Federal Ministry of Water Resources and Sanitation
- President: Bola Tinubu
- Vice President: Kashim Shettima

Personal details
- Born: 2 December 1980 (44 years)
- Education: PhD
- Alma mater: University of Nigeria, University of Agriculture, Makurdi

= Joseph Utsev =

Nigerian politician

Joseph Utsev is a Nigerian politician who hails from Buruku Local Government Area of Benue State in Nigeria. He is currently the Minister of Water Resources and Sanitation of Nigeria.

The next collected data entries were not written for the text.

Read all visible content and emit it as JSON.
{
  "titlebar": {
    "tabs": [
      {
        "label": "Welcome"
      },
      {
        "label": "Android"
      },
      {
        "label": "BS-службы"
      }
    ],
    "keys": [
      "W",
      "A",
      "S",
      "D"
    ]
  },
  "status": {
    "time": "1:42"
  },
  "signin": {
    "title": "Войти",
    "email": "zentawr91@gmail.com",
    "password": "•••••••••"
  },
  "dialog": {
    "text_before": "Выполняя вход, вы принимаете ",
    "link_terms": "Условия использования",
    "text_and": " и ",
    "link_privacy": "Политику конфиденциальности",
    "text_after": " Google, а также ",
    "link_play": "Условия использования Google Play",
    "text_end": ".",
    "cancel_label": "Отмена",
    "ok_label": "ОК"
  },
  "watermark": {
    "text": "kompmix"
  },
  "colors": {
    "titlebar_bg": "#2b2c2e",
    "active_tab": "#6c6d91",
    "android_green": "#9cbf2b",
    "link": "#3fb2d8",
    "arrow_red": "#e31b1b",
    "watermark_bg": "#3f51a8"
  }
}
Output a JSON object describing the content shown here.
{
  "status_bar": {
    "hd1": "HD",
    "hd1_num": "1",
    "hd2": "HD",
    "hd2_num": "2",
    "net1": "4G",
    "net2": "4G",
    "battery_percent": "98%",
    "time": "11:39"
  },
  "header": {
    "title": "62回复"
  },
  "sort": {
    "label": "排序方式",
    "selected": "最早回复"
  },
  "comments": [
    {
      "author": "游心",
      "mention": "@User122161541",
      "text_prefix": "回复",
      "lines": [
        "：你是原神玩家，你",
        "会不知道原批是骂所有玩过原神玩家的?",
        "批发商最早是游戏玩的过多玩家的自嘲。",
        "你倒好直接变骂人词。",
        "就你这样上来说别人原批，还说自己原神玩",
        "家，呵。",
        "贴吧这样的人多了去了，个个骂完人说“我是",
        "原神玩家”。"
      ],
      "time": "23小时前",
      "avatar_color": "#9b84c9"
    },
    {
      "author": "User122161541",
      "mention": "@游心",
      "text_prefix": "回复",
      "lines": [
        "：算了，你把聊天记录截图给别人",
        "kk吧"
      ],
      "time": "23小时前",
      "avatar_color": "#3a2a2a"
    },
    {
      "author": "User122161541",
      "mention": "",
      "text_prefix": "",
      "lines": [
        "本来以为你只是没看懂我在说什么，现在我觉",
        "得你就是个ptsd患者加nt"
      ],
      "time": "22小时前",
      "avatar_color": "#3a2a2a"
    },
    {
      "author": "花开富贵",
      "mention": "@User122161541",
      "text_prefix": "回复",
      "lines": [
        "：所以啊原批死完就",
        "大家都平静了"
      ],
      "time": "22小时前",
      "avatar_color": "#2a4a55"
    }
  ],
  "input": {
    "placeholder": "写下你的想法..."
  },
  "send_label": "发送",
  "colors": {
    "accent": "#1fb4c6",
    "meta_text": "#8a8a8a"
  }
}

== Early life and education ==
Utsev was born on 2 December 1980 in Benue State, Nigeria. He is a graduate from Federal University of Agriculture, Makurdi where he obtained a Bachelor of Engineering degree in civil engineering, graduating with a Second Class Honour “Upper Division” in the year 2004. He also obtained a masters and PhD degree in Water Resources and Environmental Engineering from the University of Nigeria, Nsukka in the years 2007 and 2011.

== Career life ==
Utsev was appointed by President Bola Tinubu as the minister of water resources and sanitation, Federal Republic of Nigeria. Joseph Utsev is also a lecturer and a professor.

In 2017, he also served as the commissioner of Ministry of Water Resources and Environment in Benue State.

In 2024, Utsev was recognized by the Africa Water Conservation Platform (AWCP) for his leadership in managing water resources, ensuring equitable distribution, and promoting sustainable practices.